A group of Swindon students have been visited by local paramedic Simon Barnfather at their latest Medicine Society (MedSoc) session to provide an insight into careers in medicine as part of Villiers Park Educational Trust’s Scholars Programme.
The visit is the latest session run by the Scholars Programme’s MedSoc which runs termly events for students interested in pursuing medicine related careers. A report published today has found that while just 7% of students attend independent schools, 61% of the country’s top doctors were educated at independent schools.*
To help address this imbalance and ensure fair access into the healthcare sector, the MedSoc encourages talented students from state schools to pursue medicine. The society gives students the chance to interact with like-minded people, to develop specific skills and knowledge and to network within the sector, all of which will help them on their journey into the medical professions.
The paramedic, who delivered the workshop at St Joseph’s Catholic College on 23 February, discussed his role as a paramedic with the students, as well as various careers in the NHS, training and personal qualities needed to work in the healthcare sector and the ethical issues he faces on a day-to-day basis.

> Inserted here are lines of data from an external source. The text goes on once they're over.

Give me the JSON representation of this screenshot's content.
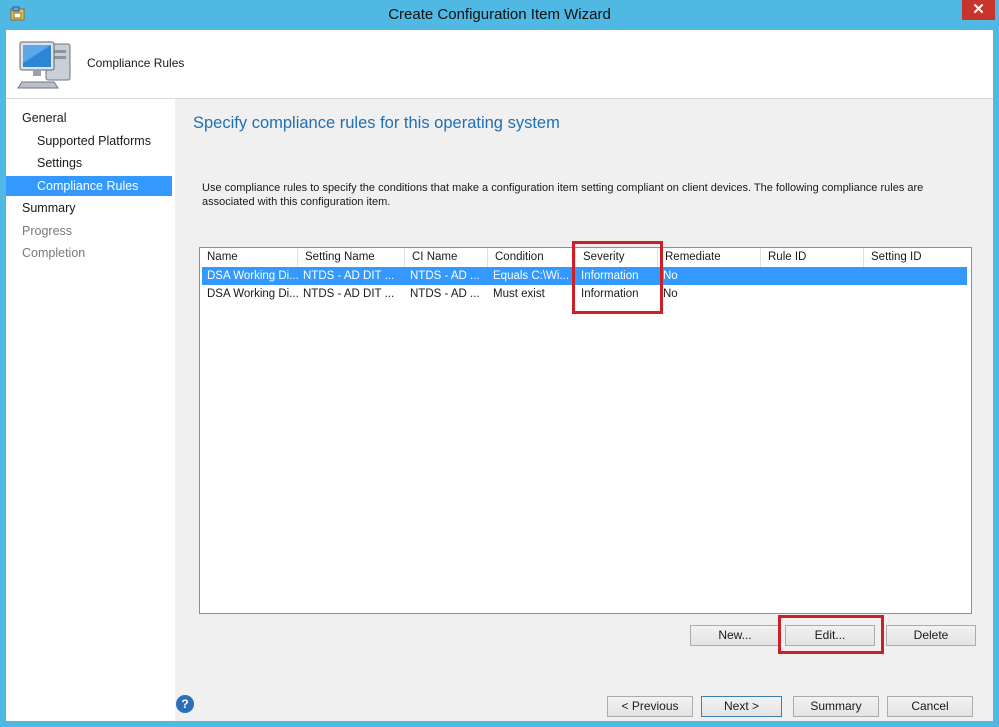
{
  "window": {
    "title": "Create Configuration Item Wizard",
    "close_glyph": "✕"
  },
  "header": {
    "title": "Compliance Rules"
  },
  "nav": {
    "items": [
      {
        "label": "General"
      },
      {
        "label": "Supported Platforms"
      },
      {
        "label": "Settings"
      },
      {
        "label": "Compliance Rules"
      },
      {
        "label": "Summary"
      },
      {
        "label": "Progress"
      },
      {
        "label": "Completion"
      }
    ]
  },
  "main": {
    "title": "Specify compliance rules for this operating system",
    "description": "Use compliance rules to specify the conditions that make a configuration item setting compliant on client devices. The following compliance rules are associated with this configuration item."
  },
  "table": {
    "columns": [
      "Name",
      "Setting Name",
      "CI Name",
      "Condition",
      "Severity",
      "Remediate",
      "Rule ID",
      "Setting ID"
    ],
    "rows": [
      [
        "DSA Working Di...",
        "NTDS - AD DIT ...",
        "NTDS - AD ...",
        "Equals C:\\Wi...",
        "Information",
        "No",
        "",
        ""
      ],
      [
        "DSA Working Di...",
        "NTDS - AD DIT ...",
        "NTDS - AD ...",
        "Must exist",
        "Information",
        "No",
        "",
        ""
      ]
    ]
  },
  "list_buttons": {
    "new": "New...",
    "edit": "Edit...",
    "delete": "Delete"
  },
  "footer": {
    "help": "?",
    "previous": "< Previous",
    "next": "Next >",
    "summary": "Summary",
    "cancel": "Cancel"
  },
  "colors": {
    "accent": "#3399ff",
    "title_blue": "#1f6fb5",
    "highlight_red": "#cc1f26",
    "frame": "#4fb8e3"
  }
}
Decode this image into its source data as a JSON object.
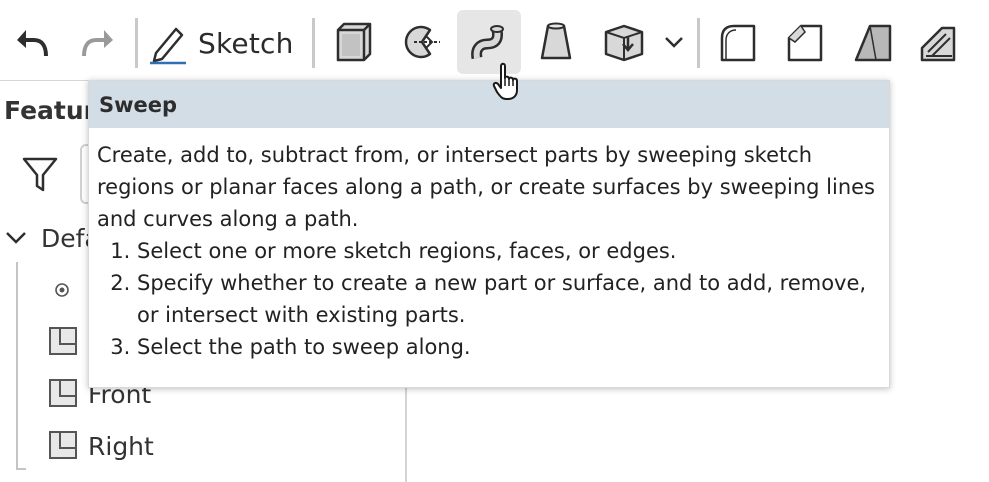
{
  "toolbar": {
    "sketch_label": "Sketch",
    "tools": [
      {
        "name": "undo",
        "icon": "undo-arrow-icon"
      },
      {
        "name": "redo",
        "icon": "redo-arrow-icon"
      },
      {
        "name": "sketch",
        "icon": "pencil-icon"
      },
      {
        "name": "extrude",
        "icon": "extrude-cube-icon"
      },
      {
        "name": "revolve",
        "icon": "revolve-icon"
      },
      {
        "name": "sweep",
        "icon": "sweep-icon",
        "hovered": true
      },
      {
        "name": "loft",
        "icon": "loft-icon"
      },
      {
        "name": "thicken",
        "icon": "thicken-icon"
      },
      {
        "name": "more",
        "icon": "chevron-down-icon"
      },
      {
        "name": "fillet",
        "icon": "fillet-icon"
      },
      {
        "name": "chamfer",
        "icon": "chamfer-icon"
      },
      {
        "name": "draft",
        "icon": "draft-icon"
      },
      {
        "name": "rib",
        "icon": "rib-icon"
      }
    ]
  },
  "panel": {
    "title": "Feature",
    "tree_root": "Defa",
    "planes": [
      "Front",
      "Right"
    ]
  },
  "tooltip": {
    "title": "Sweep",
    "description": "Create, add to, subtract from, or intersect parts by sweeping sketch regions or planar faces along a path, or create surfaces by sweeping lines and curves along a path.",
    "steps": [
      "Select one or more sketch regions, faces, or edges.",
      "Specify whether to create a new part or surface, and to add, remove, or intersect with existing parts.",
      "Select the path to sweep along."
    ]
  },
  "colors": {
    "tooltip_header_bg": "#d2dde5",
    "hover_bg": "#e6e6e6",
    "icon_stroke": "#2e2e2e",
    "icon_fill": "#d8d8d8"
  }
}
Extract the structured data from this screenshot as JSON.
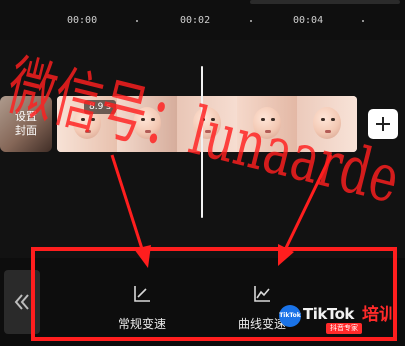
{
  "timeline": {
    "ticks": [
      "00:00",
      "00:02",
      "00:04"
    ]
  },
  "cover": {
    "label_line1": "设置",
    "label_line2": "封面"
  },
  "track": {
    "speed_badge": "8.9 s"
  },
  "toolbar": {
    "normal_speed_label": "常规变速",
    "curve_speed_label": "曲线变速"
  },
  "watermark": {
    "text": "微信号：lunaarde"
  },
  "brand": {
    "badge": "TikTok",
    "name": "TikTok",
    "suffix": "培训",
    "sub_tag": "抖音专家"
  },
  "colors": {
    "annotation": "#ff1e1e",
    "background": "#121212",
    "badge_blue": "#1a73e8"
  },
  "icons": {
    "back": "double-chevron-left-icon",
    "normal_speed": "diagonal-line-icon",
    "curve_speed": "line-chart-icon",
    "add": "plus-icon"
  }
}
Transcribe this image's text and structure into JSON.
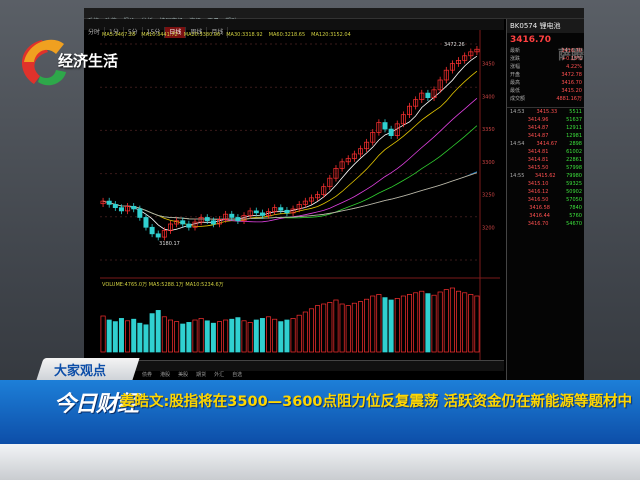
{
  "channel": {
    "name": "经济生活",
    "watermark": "萨腾"
  },
  "menu": [
    "系统",
    "功能",
    "报价",
    "分析",
    "扩展市场",
    "资讯",
    "工具",
    "帮助"
  ],
  "tabs": [
    {
      "label": "分时",
      "active": false
    },
    {
      "label": "1分",
      "active": false
    },
    {
      "label": "5分",
      "active": false
    },
    {
      "label": "15分",
      "active": false
    },
    {
      "label": "日线",
      "active": true
    },
    {
      "label": "周线",
      "active": false
    },
    {
      "label": "月线",
      "active": false
    }
  ],
  "ma_legend": [
    "MA5:3467.28",
    "MA10:3441.72",
    "MA20:3380.06",
    "MA30:3318.92",
    "MA60:3218.65",
    "MA120:3152.04"
  ],
  "volume_legend": "VOLUME:4765.0万 MA5:5288.1万 MA10:5234.6万",
  "annotations": {
    "high": "3472.26",
    "low": "3180.17"
  },
  "y_axis": [
    "3450",
    "3400",
    "3350",
    "3300",
    "3250",
    "3200"
  ],
  "bottom_tabs": [
    "沪深",
    "指数",
    "基金",
    "债券",
    "港股",
    "美股",
    "期货",
    "外汇",
    "自选"
  ],
  "right_panel": {
    "code": "BK0574",
    "name": "锂电池",
    "price": "3416.70",
    "stats": [
      {
        "k": "最新",
        "v": "3416.70"
      },
      {
        "k": "涨跌",
        "v": "+0.15%"
      },
      {
        "k": "涨幅",
        "v": "4.22%"
      },
      {
        "k": "开盘",
        "v": "3472.78"
      },
      {
        "k": "最高",
        "v": "3416.70"
      },
      {
        "k": "最低",
        "v": "3415.20"
      },
      {
        "k": "成交额",
        "v": "4881.16万"
      }
    ],
    "ticks": [
      {
        "t": "14:53",
        "p": "3415.33",
        "v": "5511"
      },
      {
        "t": "",
        "p": "3414.96",
        "v": "51637"
      },
      {
        "t": "",
        "p": "3414.87",
        "v": "12911"
      },
      {
        "t": "",
        "p": "3414.87",
        "v": "12981"
      },
      {
        "t": "14:54",
        "p": "3414.67",
        "v": "2898"
      },
      {
        "t": "",
        "p": "3414.81",
        "v": "61002"
      },
      {
        "t": "",
        "p": "3414.81",
        "v": "22861"
      },
      {
        "t": "",
        "p": "3415.50",
        "v": "57998"
      },
      {
        "t": "14:55",
        "p": "3415.62",
        "v": "79980"
      },
      {
        "t": "",
        "p": "3415.10",
        "v": "59325"
      },
      {
        "t": "",
        "p": "3416.12",
        "v": "50902"
      },
      {
        "t": "",
        "p": "3416.50",
        "v": "57050"
      },
      {
        "t": "",
        "p": "3416.58",
        "v": "7840"
      },
      {
        "t": "",
        "p": "3416.44",
        "v": "5760"
      },
      {
        "t": "",
        "p": "3416.70",
        "v": "54670"
      }
    ]
  },
  "lower_third": {
    "tag": "大家观点",
    "show": "今日财经",
    "headline": "姜皓文:股指将在3500—3600点阻力位反复震荡 活跃资金仍在新能源等题材中"
  },
  "chart_data": {
    "type": "candlestick",
    "ylim": [
      3150,
      3480
    ],
    "closes": [
      3240,
      3235,
      3230,
      3225,
      3232,
      3228,
      3215,
      3200,
      3190,
      3185,
      3195,
      3205,
      3210,
      3205,
      3200,
      3208,
      3215,
      3210,
      3205,
      3212,
      3220,
      3215,
      3210,
      3218,
      3225,
      3222,
      3218,
      3224,
      3230,
      3226,
      3222,
      3228,
      3235,
      3240,
      3245,
      3250,
      3262,
      3275,
      3290,
      3300,
      3305,
      3312,
      3320,
      3330,
      3345,
      3360,
      3350,
      3340,
      3358,
      3372,
      3385,
      3395,
      3405,
      3398,
      3410,
      3425,
      3440,
      3450,
      3455,
      3462,
      3468,
      3472
    ],
    "volumes": [
      45,
      40,
      38,
      42,
      39,
      41,
      36,
      34,
      48,
      52,
      44,
      40,
      38,
      35,
      37,
      40,
      42,
      39,
      36,
      38,
      40,
      41,
      43,
      39,
      37,
      40,
      42,
      44,
      41,
      38,
      40,
      42,
      46,
      50,
      54,
      58,
      60,
      62,
      65,
      60,
      58,
      61,
      63,
      66,
      70,
      72,
      68,
      65,
      67,
      70,
      72,
      74,
      76,
      73,
      71,
      75,
      78,
      80,
      76,
      74,
      72,
      70
    ]
  }
}
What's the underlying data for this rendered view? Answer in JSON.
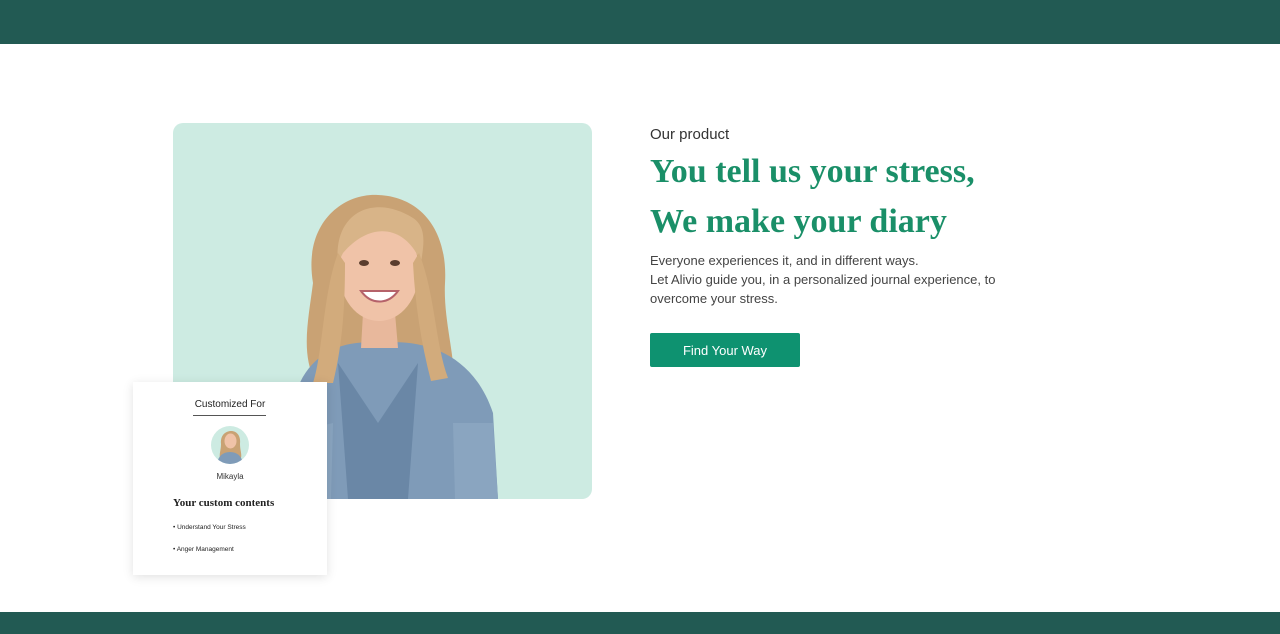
{
  "colors": {
    "header_bar": "#225a53",
    "footer_bar": "#225a53",
    "image_background": "#cdebe2",
    "headline": "#1a8f68",
    "button": "#0e9270"
  },
  "product": {
    "eyebrow": "Our product",
    "headline_line1": "You tell us your stress,",
    "headline_line2": "We make your diary",
    "description_line1": "Everyone experiences it, and in different ways.",
    "description_line2": "Let Alivio guide you, in a personalized journal experience, to",
    "description_line3": "overcome your stress.",
    "cta_label": "Find Your Way"
  },
  "card": {
    "title": "Customized For",
    "name": "Mikayla",
    "heading": "Your custom contents",
    "items": [
      "• Understand Your Stress",
      "• Anger Management"
    ]
  }
}
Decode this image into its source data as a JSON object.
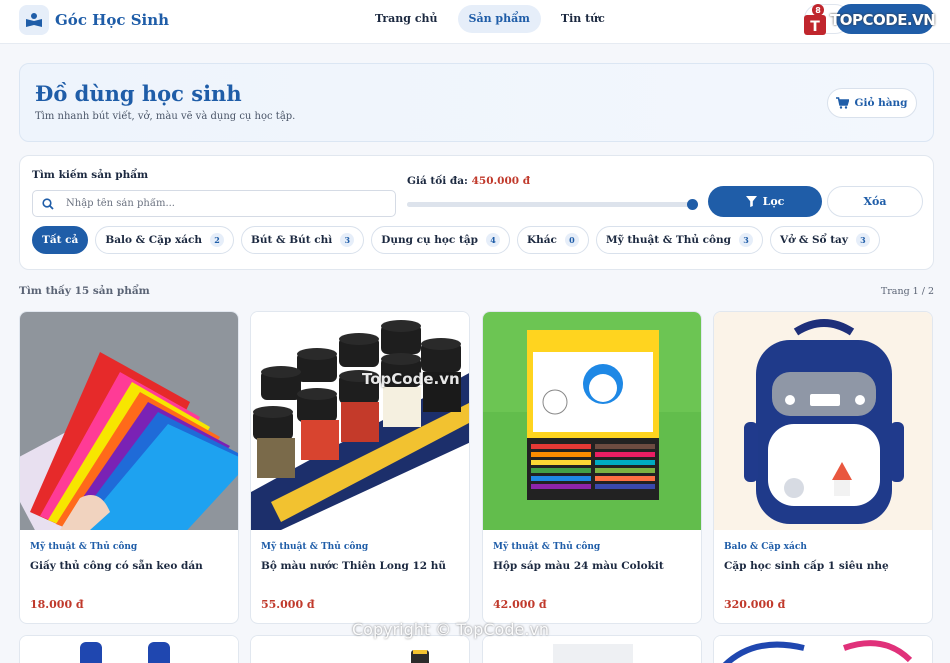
{
  "header": {
    "brand": "Góc Học Sinh",
    "nav": [
      "Trang chủ",
      "Sản phẩm",
      "Tin tức"
    ]
  },
  "watermark": {
    "logo_text": "TOPCODE.VN",
    "center": "TopCode.vn",
    "bottom": "Copyright © TopCode.vn"
  },
  "hero": {
    "title": "Đồ dùng học sinh",
    "subtitle": "Tìm nhanh bút viết, vở, màu vẽ và dụng cụ học tập.",
    "cart_label": "Giỏ hàng"
  },
  "filter": {
    "search_label": "Tìm kiếm sản phẩm",
    "search_placeholder": "Nhập tên sản phẩm...",
    "search_value": "",
    "price_label": "Giá tối đa:",
    "price_value": "450.000 đ",
    "price_slider_fraction": 1.0,
    "filter_button": "Lọc",
    "clear_button": "Xóa",
    "chips": [
      {
        "label": "Tất cả",
        "count": ""
      },
      {
        "label": "Balo & Cặp xách",
        "count": "2"
      },
      {
        "label": "Bút & Bút chì",
        "count": "3"
      },
      {
        "label": "Dụng cụ học tập",
        "count": "4"
      },
      {
        "label": "Khác",
        "count": "0"
      },
      {
        "label": "Mỹ thuật & Thủ công",
        "count": "3"
      },
      {
        "label": "Vở & Sổ tay",
        "count": "3"
      }
    ]
  },
  "results": {
    "count_text": "Tìm thấy 15 sản phẩm",
    "page_text": "Trang 1 / 2"
  },
  "products": [
    {
      "category": "Mỹ thuật & Thủ công",
      "name": "Giấy thủ công có sẵn keo dán",
      "price": "18.000 đ"
    },
    {
      "category": "Mỹ thuật & Thủ công",
      "name": "Bộ màu nước Thiên Long 12 hũ",
      "price": "55.000 đ"
    },
    {
      "category": "Mỹ thuật & Thủ công",
      "name": "Hộp sáp màu 24 màu Colokit",
      "price": "42.000 đ"
    },
    {
      "category": "Balo & Cặp xách",
      "name": "Cặp học sinh cấp 1 siêu nhẹ",
      "price": "320.000 đ"
    }
  ],
  "colors": {
    "primary": "#1f5da8",
    "price": "#c0392b",
    "background": "#f5f7fb"
  }
}
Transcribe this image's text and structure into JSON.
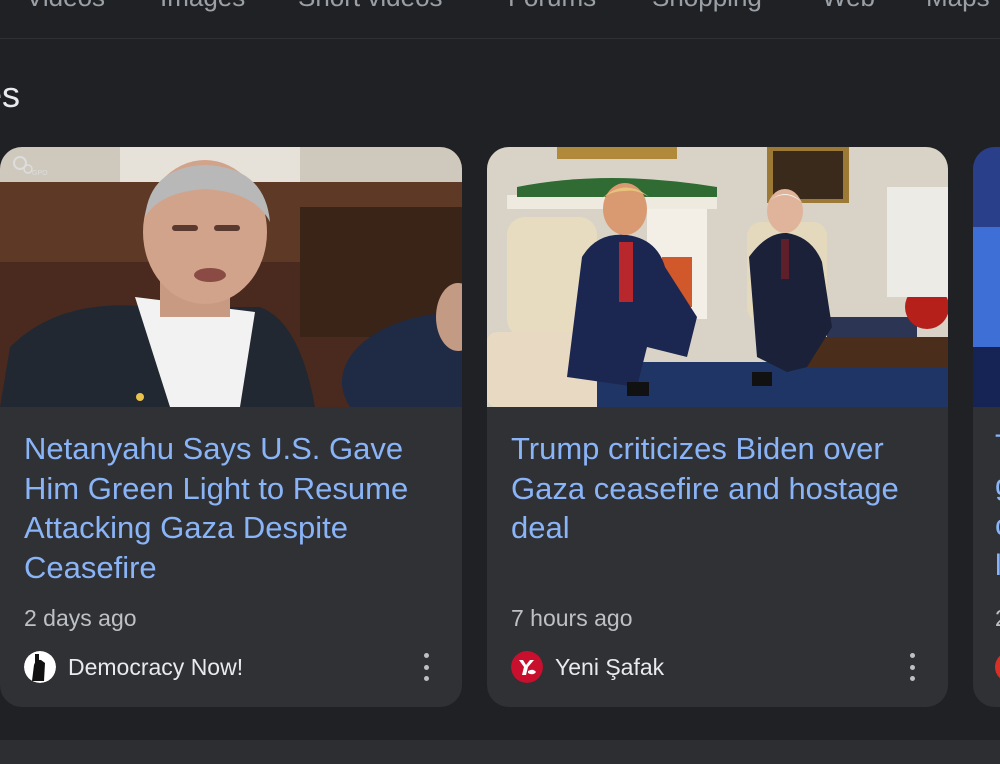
{
  "tabs": [
    "Videos",
    "Images",
    "Short videos",
    "Forums",
    "Shopping",
    "Web",
    "Maps"
  ],
  "section": {
    "title": "es"
  },
  "cards": [
    {
      "headline": "Netanyahu Says U.S. Gave Him Green Light to Resume Attacking Gaza Despite Ceasefire",
      "time": "2 days ago",
      "source": "Democracy Now!",
      "thumbnail_icon": "news-photo-netanyahu",
      "watermark": "GPO"
    },
    {
      "headline": "Trump criticizes Biden over Gaza ceasefire and hostage deal",
      "time": "7 hours ago",
      "source": "Yeni Şafak",
      "thumbnail_icon": "news-photo-oval-office"
    }
  ],
  "colors": {
    "background": "#202124",
    "card": "#303134",
    "headline": "#8ab4f8",
    "meta": "#bdc1c6"
  }
}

The students, who are in years 11 to 13 and from St Joseph’s Catholic College, Lydiard Park Academy, New College and the Commonweal Academy, also had the opportunity to look at the life-saving equipment used by paramedics.
Lola Funsho, Year 13 St Jospeh’s Catholic College student, said, “The paramedic session was very interesting. It opened my eyes to the whole variety of medical professions and roles that are required in the paramedic division. The speaker was very enthusiastic and fuelled my passion to pursue a medical career”.
Josh Drinkwater, Year 12 Lydiard Park Academy student, said, “ I found the talk very informative and I learned loads about both the benefits and dangers of being a paramedic and that being a paramedic isn’t the only job in the NHS”.
Other MedSoc sessions have included mock university interviews and the development of practical skills such as First Aid. Ellie Abrey, Year 12 New College student, said, “The mock interview session was really useful because it gave me the chance to practise how to answer challenging questions, such as ethical issues, and think on my feet. I feel much more prepared for a real university interview and I have learnt how to improve my interview technique.”